OWASP crAPI (Completely Ridiculous API)
Platform status
This lab is marked draft on the CSN platform. Availability and URLs may change; confirm in the lab catalog before assigning it to learners.
What is this lab?
OWASP crAPI is a vulnerable-by-design microservices application for practicing API security: discovery, authorization, and common API risk patterns through realistic flows.
What you will learn
- Enumerating and testing APIs with an OpenAPI/Swagger definition
- Authorization testing across endpoints and roles (including BOLA/IDOR-style issues)
- Patterns such as mass assignment, excessive data exposure, and weak rate limiting
- A practical workflow using Postman plus a web proxy (Burp or ZAP)
Prerequisites
Tools
- Web browser
- Postman (or similar) for collections and replay
- Burp Suite or OWASP ZAP, optional but useful
Knowledge
- REST/HTTP basics and JSON
- Familiarity with API authentication (sessions, tokens)
Launch the lab
Getting started
- Start the lab and open the crAPI web UI from the URL shown.
- Create an account and sign in.
- Import the OpenAPI spec into Postman if you want a generated collection.
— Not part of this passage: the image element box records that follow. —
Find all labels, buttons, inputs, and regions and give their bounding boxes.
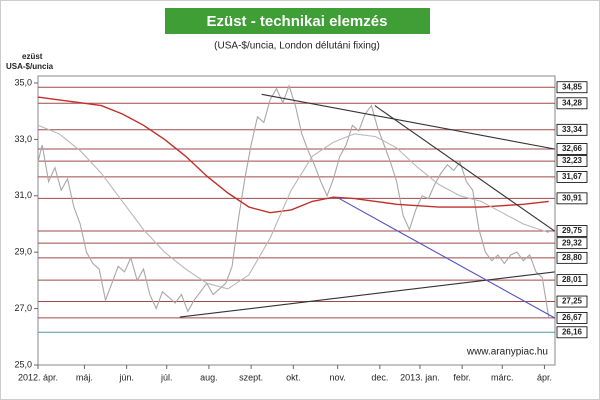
level-label-box: [556, 123, 588, 136]
y-tick-label: 31,0: [14, 190, 32, 200]
x-tick-label: márc.: [491, 372, 514, 382]
level-label: 26,16: [562, 327, 583, 336]
x-tick-label: nov.: [329, 372, 345, 382]
x-tick-label: jún.: [118, 372, 134, 382]
level-label: 34,85: [562, 82, 583, 91]
series-line: [261, 93, 555, 150]
series-line: [37, 96, 549, 214]
title-banner: [165, 8, 430, 34]
level-label-box: [556, 171, 588, 183]
level-label: 33,34: [562, 125, 583, 134]
x-tick-label: 2013. jan.: [400, 372, 440, 382]
level-label-box: [556, 274, 588, 287]
level-label: 32,23: [562, 156, 583, 165]
level-label: 26,67: [562, 313, 583, 322]
level-label-box: [556, 192, 588, 205]
y-tick-label: 27,0: [14, 303, 32, 313]
level-label: 27,25: [562, 297, 583, 306]
x-tick-label: júl.: [160, 372, 173, 382]
y-tick-label: 33,0: [14, 134, 32, 144]
level-label: 28,01: [562, 275, 583, 284]
x-tick-label: 2012. ápr.: [18, 372, 58, 382]
y-tick-label: 35,0: [14, 77, 32, 87]
level-label-box: [556, 326, 588, 339]
level-label: 34,28: [562, 98, 583, 107]
x-tick-label: szept.: [239, 372, 263, 382]
x-tick-label: okt.: [286, 372, 301, 382]
level-label: 32,66: [562, 144, 583, 153]
series-line: [179, 271, 555, 318]
x-tick-label: ápr.: [537, 372, 552, 382]
level-label-box: [556, 155, 588, 168]
series-line: [336, 196, 555, 319]
level-label-box: [556, 97, 588, 110]
y-axis-label: USA-$/uncia: [6, 62, 54, 71]
level-label-box: [556, 81, 588, 94]
x-tick-label: febr.: [453, 372, 471, 382]
x-tick-label: aug.: [200, 372, 218, 382]
plot-area: [37, 75, 556, 366]
y-axis-label: ezüst: [22, 52, 43, 61]
level-label-box: [556, 237, 588, 250]
series-line: [37, 124, 549, 290]
level-label-box: [556, 225, 588, 237]
series-line: [37, 84, 550, 318]
chart-title: Ezüst - technikai elemzés: [207, 13, 388, 30]
chart-subtitle: (USA-$/uncia, London délutáni fixing): [214, 41, 380, 52]
y-tick-label: 29,0: [14, 247, 32, 257]
y-tick-label: 25,0: [14, 359, 32, 369]
series-line: [374, 105, 555, 232]
level-label: 29,32: [562, 238, 583, 247]
level-label-box: [556, 295, 588, 308]
x-tick-label: máj.: [76, 372, 93, 382]
level-label-box: [556, 312, 588, 324]
level-label-box: [556, 251, 588, 264]
level-label-box: [556, 143, 588, 155]
level-label: 29,75: [562, 226, 583, 235]
level-label: 28,80: [562, 253, 583, 262]
annotation: www.aranypiac.hu: [466, 347, 548, 358]
level-label: 31,67: [562, 172, 583, 181]
x-tick-label: dec.: [371, 372, 388, 382]
level-label: 30,91: [562, 193, 583, 202]
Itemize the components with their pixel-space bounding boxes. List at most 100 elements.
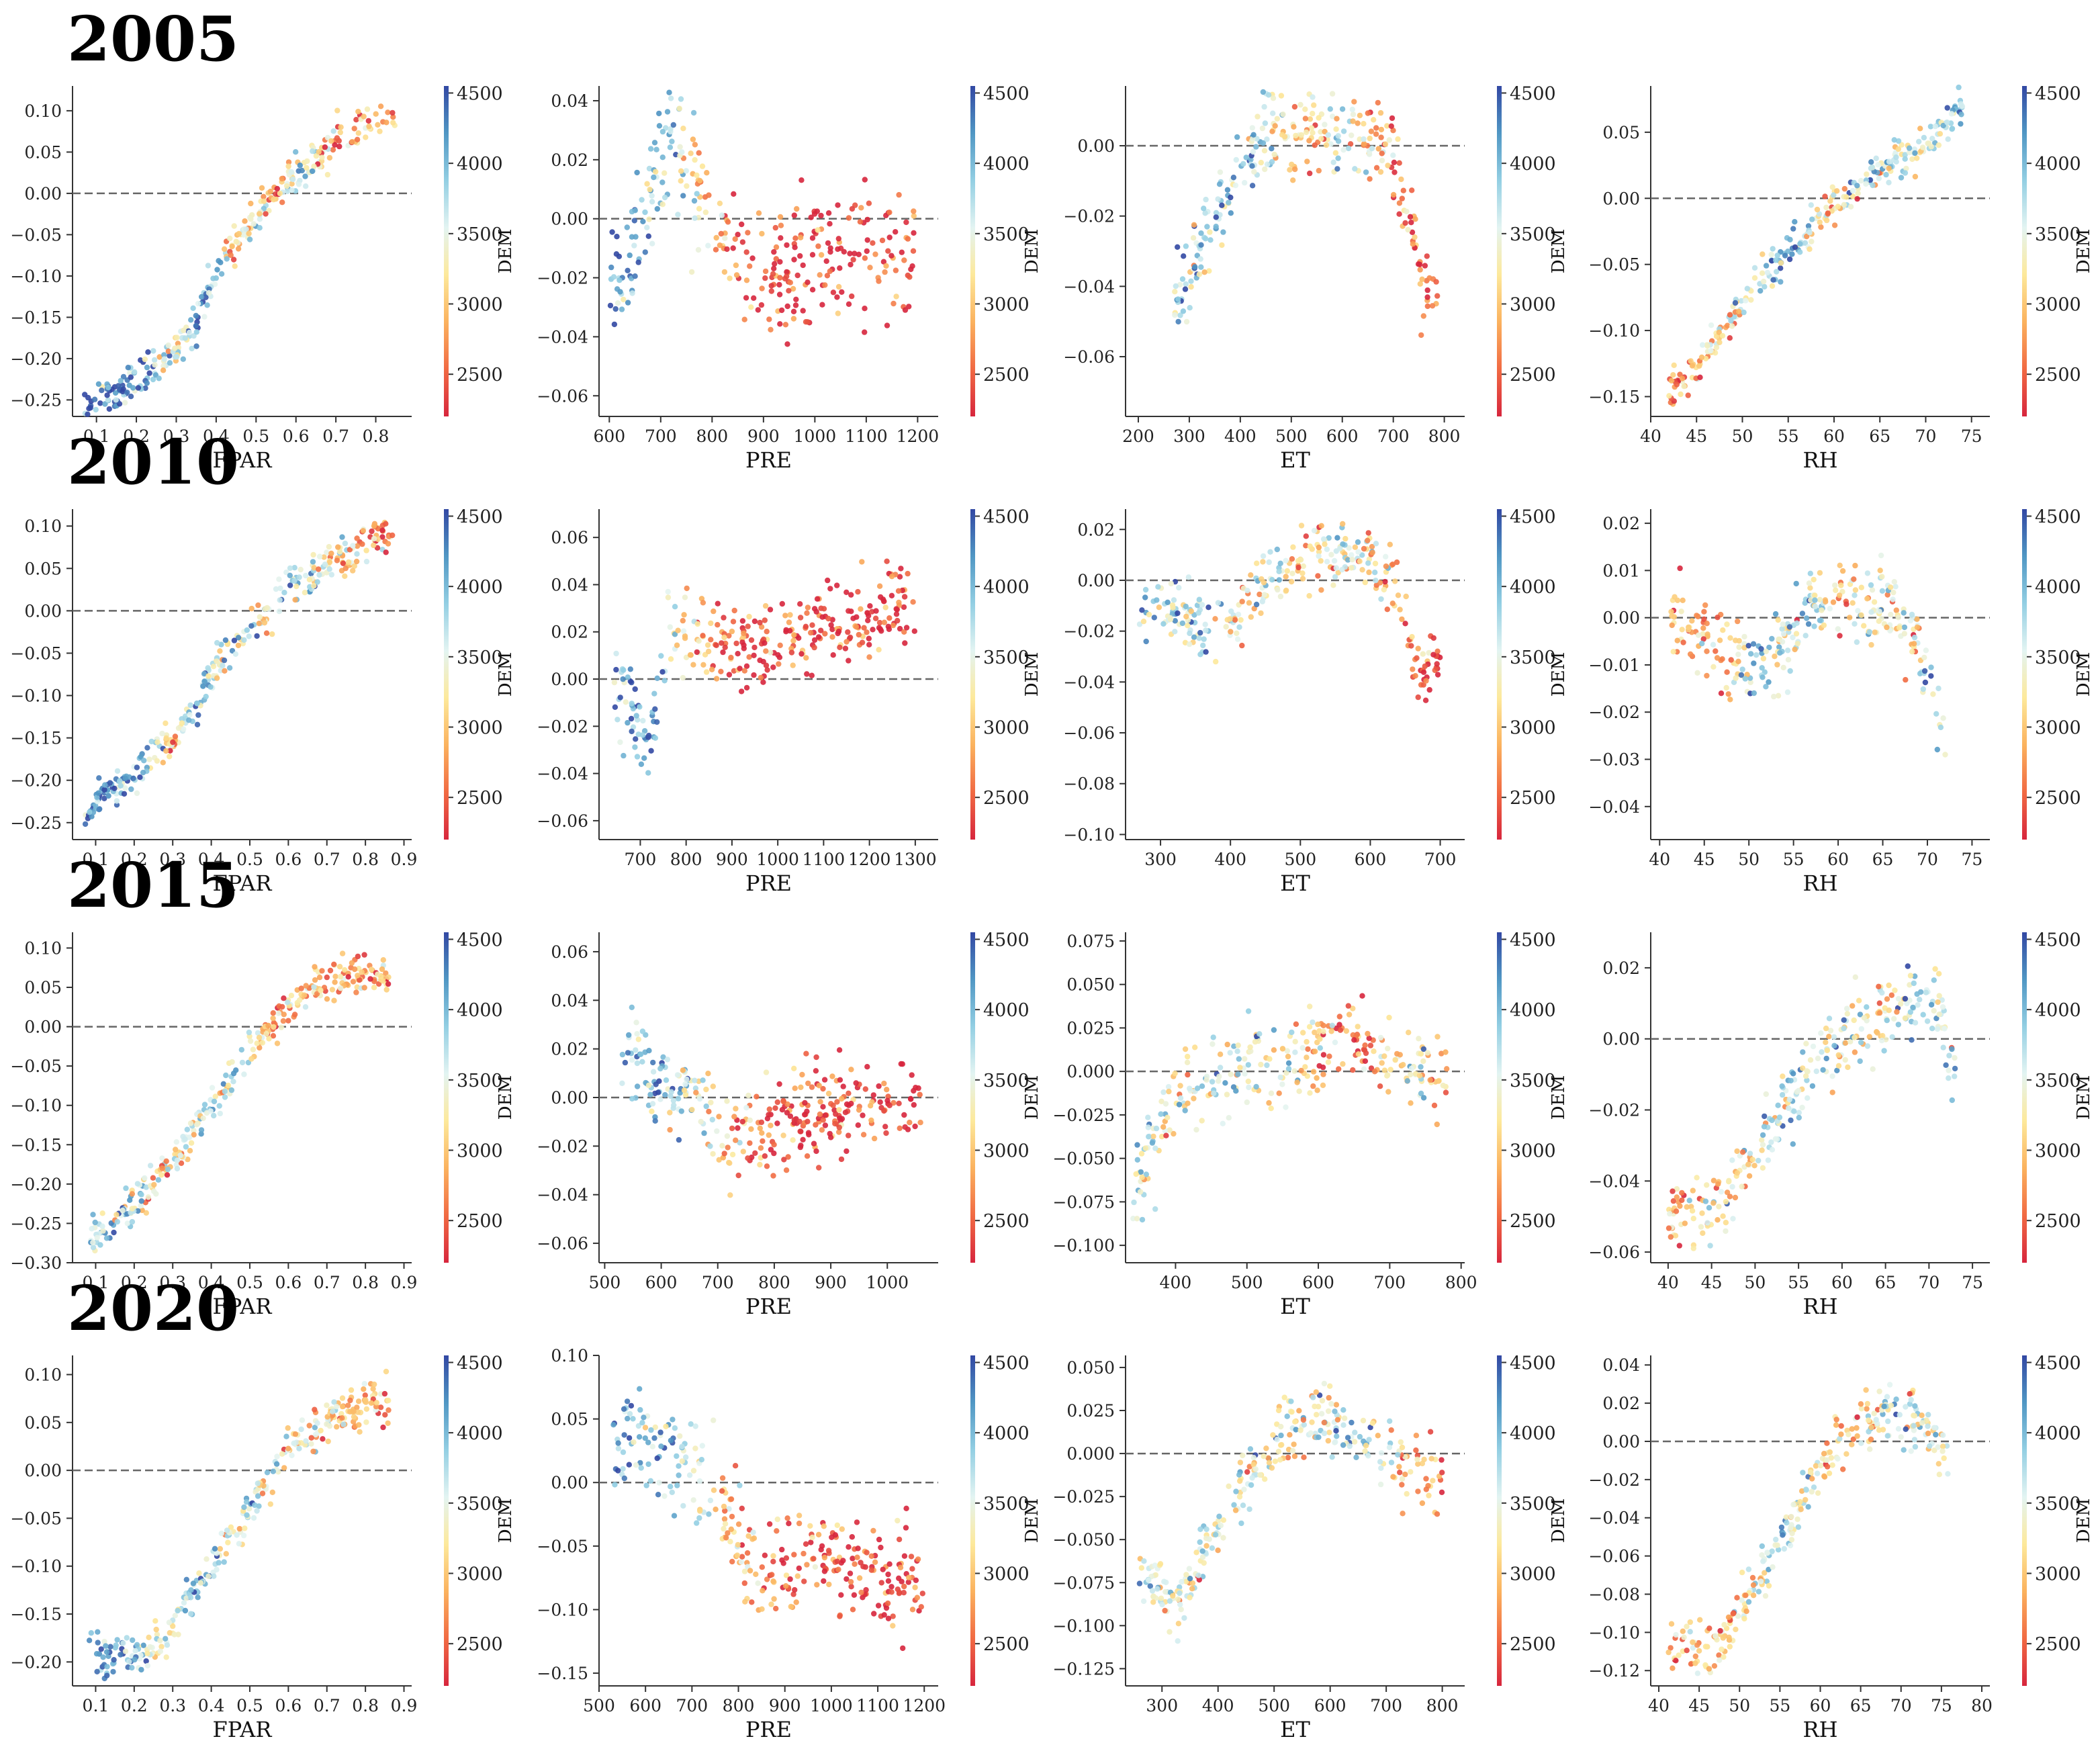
scatter-point <box>1932 123 1938 130</box>
scatter-point <box>1797 249 1803 255</box>
scatter-point <box>767 607 774 613</box>
scatter-point <box>1899 142 1905 148</box>
x-tick-label: 0.8 <box>363 427 390 446</box>
colorbar <box>444 1355 449 1686</box>
scatter-point <box>801 1578 807 1584</box>
scatter-point <box>721 1525 727 1532</box>
scatter-point <box>668 1437 674 1443</box>
scatter-point <box>309 168 316 175</box>
scatter-point <box>835 310 841 316</box>
scatter-point <box>1763 263 1770 269</box>
scatter-point <box>791 212 798 218</box>
scatter-point <box>1175 318 1181 325</box>
scatter-point <box>865 617 871 623</box>
scatter-point <box>1235 611 1242 617</box>
scatter-point <box>639 732 646 738</box>
scatter-point <box>1700 636 1706 642</box>
scatter-point <box>799 1071 805 1078</box>
scatter-point <box>815 1531 822 1537</box>
scatter-point <box>842 1110 849 1116</box>
scatter-point <box>790 662 796 668</box>
scatter-point <box>298 985 304 991</box>
scatter-point <box>217 1546 223 1552</box>
scatter-point <box>1886 159 1892 165</box>
scatter-point <box>277 190 283 197</box>
scatter-point <box>721 634 727 641</box>
scatter-point <box>875 1603 882 1609</box>
x-tick-label: 0.8 <box>352 1273 379 1292</box>
scatter-point <box>762 1552 768 1558</box>
scatter-point <box>1830 599 1837 605</box>
scatter-point <box>1778 279 1784 285</box>
scatter-point <box>843 639 850 645</box>
scatter-point <box>1422 697 1429 703</box>
scatter-point <box>639 197 645 203</box>
scatter-point <box>1260 553 1267 559</box>
x-tick-label: 500 <box>1231 1273 1263 1292</box>
scatter-point <box>1800 1049 1806 1055</box>
scatter-point <box>677 1433 683 1439</box>
scatter-point <box>1350 111 1357 118</box>
scatter-point <box>212 281 218 287</box>
y-tick-label: 0.00 <box>24 601 62 621</box>
scatter-point <box>725 1145 731 1151</box>
x-tick-label: 40 <box>1640 427 1661 446</box>
scatter-point <box>652 706 658 712</box>
scatter-point <box>373 1400 379 1406</box>
scatter-point <box>679 149 685 155</box>
scatter-point <box>1776 644 1782 650</box>
colorbar-tick-label: 3500 <box>983 224 1030 245</box>
scatter-point <box>100 1654 106 1660</box>
scatter-point <box>1689 1208 1696 1214</box>
scatter-point <box>713 247 719 253</box>
scatter-point <box>777 214 784 220</box>
scatter-point <box>1832 582 1838 588</box>
scatter-point <box>1679 1197 1685 1204</box>
scatter-point <box>674 1482 680 1488</box>
scatter-point <box>1310 1083 1316 1089</box>
scatter-point <box>303 983 309 989</box>
scatter-point <box>733 640 739 647</box>
scatter-point <box>803 1050 809 1057</box>
scatter-point <box>1134 1216 1140 1222</box>
scatter-point <box>1175 244 1181 250</box>
scatter-point <box>1328 1028 1334 1034</box>
scatter-point <box>1391 169 1398 175</box>
x-tick-label: 0.1 <box>83 850 109 869</box>
scatter-point <box>633 1462 639 1468</box>
scatter-point <box>276 609 283 615</box>
scatter-point <box>1741 309 1747 316</box>
scatter-point <box>1261 148 1268 154</box>
colorbar-label: DEM <box>1549 1075 1569 1120</box>
scatter-point <box>1873 155 1879 161</box>
scatter-point <box>652 1118 658 1124</box>
scatter-point <box>1707 1243 1713 1249</box>
scatter-point <box>1869 587 1876 593</box>
scatter-point <box>228 1087 235 1093</box>
scatter-point <box>1213 210 1220 216</box>
scatter-point <box>1802 240 1809 246</box>
scatter-point <box>248 605 255 612</box>
scatter-point <box>1139 607 1145 613</box>
colorbar-label: DEM <box>496 1498 516 1543</box>
scatter-point <box>1745 1161 1751 1167</box>
scatter-point <box>1870 1066 1876 1072</box>
scatter-point <box>876 625 882 631</box>
scatter-point <box>678 178 684 184</box>
scatter-point <box>303 572 309 579</box>
scatter-point <box>746 654 752 660</box>
scatter-point <box>1373 165 1380 171</box>
scatter-point <box>654 1455 660 1462</box>
scatter-point <box>847 634 854 641</box>
scatter-point <box>122 775 128 781</box>
scatter-point <box>670 1417 676 1423</box>
scatter-point <box>846 658 852 664</box>
scatter-point <box>759 230 765 237</box>
scatter-point <box>1775 692 1782 699</box>
y-tick-label: 0.04 <box>551 575 588 594</box>
scatter-point <box>639 1059 645 1065</box>
scatter-point <box>161 352 167 358</box>
y-tick-label: −0.02 <box>1063 622 1115 641</box>
scatter-point <box>189 345 195 352</box>
scatter-point <box>270 1033 277 1039</box>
- If MailHog is exposed, use it to inspect emails for account-related flows.
How to use this lab
- Drive normal user actions (signup, profile, features) and capture API calls.
- Switch to API-first testing using OpenAPI/Postman to enumerate endpoints.
- Test authorization boundaries with two accounts (User A vs User B).
- Document findings: endpoint, request/response, impact, recommended control.
Challenge buckets
- Discovery and documentation — align the spec with live traffic
- BOLA / IDOR — object-level authorization across users
- Mass assignment and data exposure — fields that should not be client-controlled or visible
- Rate limiting and abuse — throttling, quotas, lockouts
Scenarios
Scenario walkthroughs for crAPI will be added here over time.
Safety and ethics
Use these techniques only in authorized lab environments.